The G-force of Blue | Touching Base with Gendai haiku by Alan Summers 
Lakeview International Journal of Literature and Arts Vol.1, No.1 February 2013
The article is in memory of Shimada Seihô (1882-1944) who died from torture by Japanese Secret Police due to his protests against his country entering WWII.


All these factors, from 1890s onwards, increased the swapping of ideas and ways to create art between Japan and the rest of the World, and further distancing haiku from its similarity to hokku verses, and in the process making haiku both a tough yet ephemeral genre, rather than a fixed form.  

Here is one simple and easy haiku to break down as a reader, and then a more complex, possibly perplexing approach:


night train
each window carries
its own little rain

Alan Summers
Brass Bell: haiku journal (September 2017)


night train
a window screams 
out of an owl 

Alan Summers
Bones - journal for contemporary haiku no. 14 (November 2017)

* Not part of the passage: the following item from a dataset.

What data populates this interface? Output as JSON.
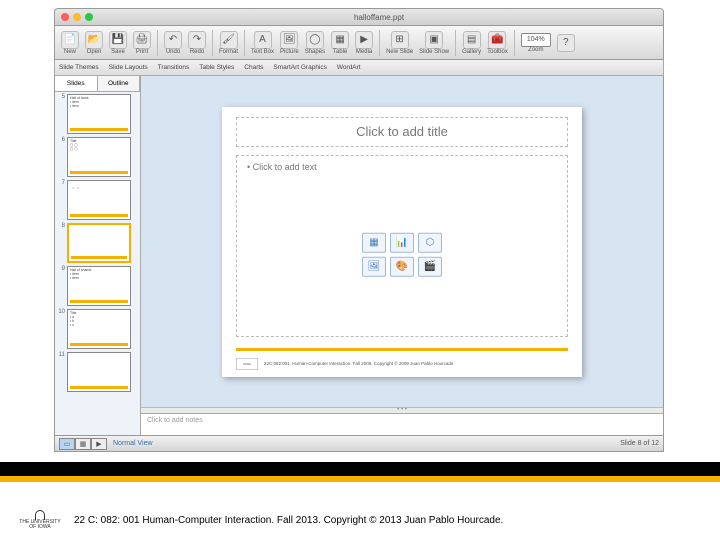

The history of the tiny verse called haiku, and of course its earliest roots in Chinese and Japanese literature, is possibly longer and more complex than any of the larger poetry genres and forms elsewhere. Therefore I’ll touch briefly on the late 1940s onwards and race forward. This is because haiku constantly evolves, both in Japan and from outside Japan, and is more of a genre, than a (fixed) form: It’s as slippery as a snake, and regularly sheds its skin, making it equally fascinating, daunting, and often frustrating but also gloriously refreshing as we chase its tail. It’s also like an attempt to grasp smoke with our fingers; it just won’t play the game that we might prefer and gain control over it. It keeps us on our toes! 

Hokku did evolve, and Basho was a pioneer of pushing it ever forward, and visiting enterprising haikai poetry groups, although the verse still tends to stay more as a ‘form’: For instance we are unlikely to see “one word hokku,” unlike the case for haiku, which have been penned regularly with one, two, or three words.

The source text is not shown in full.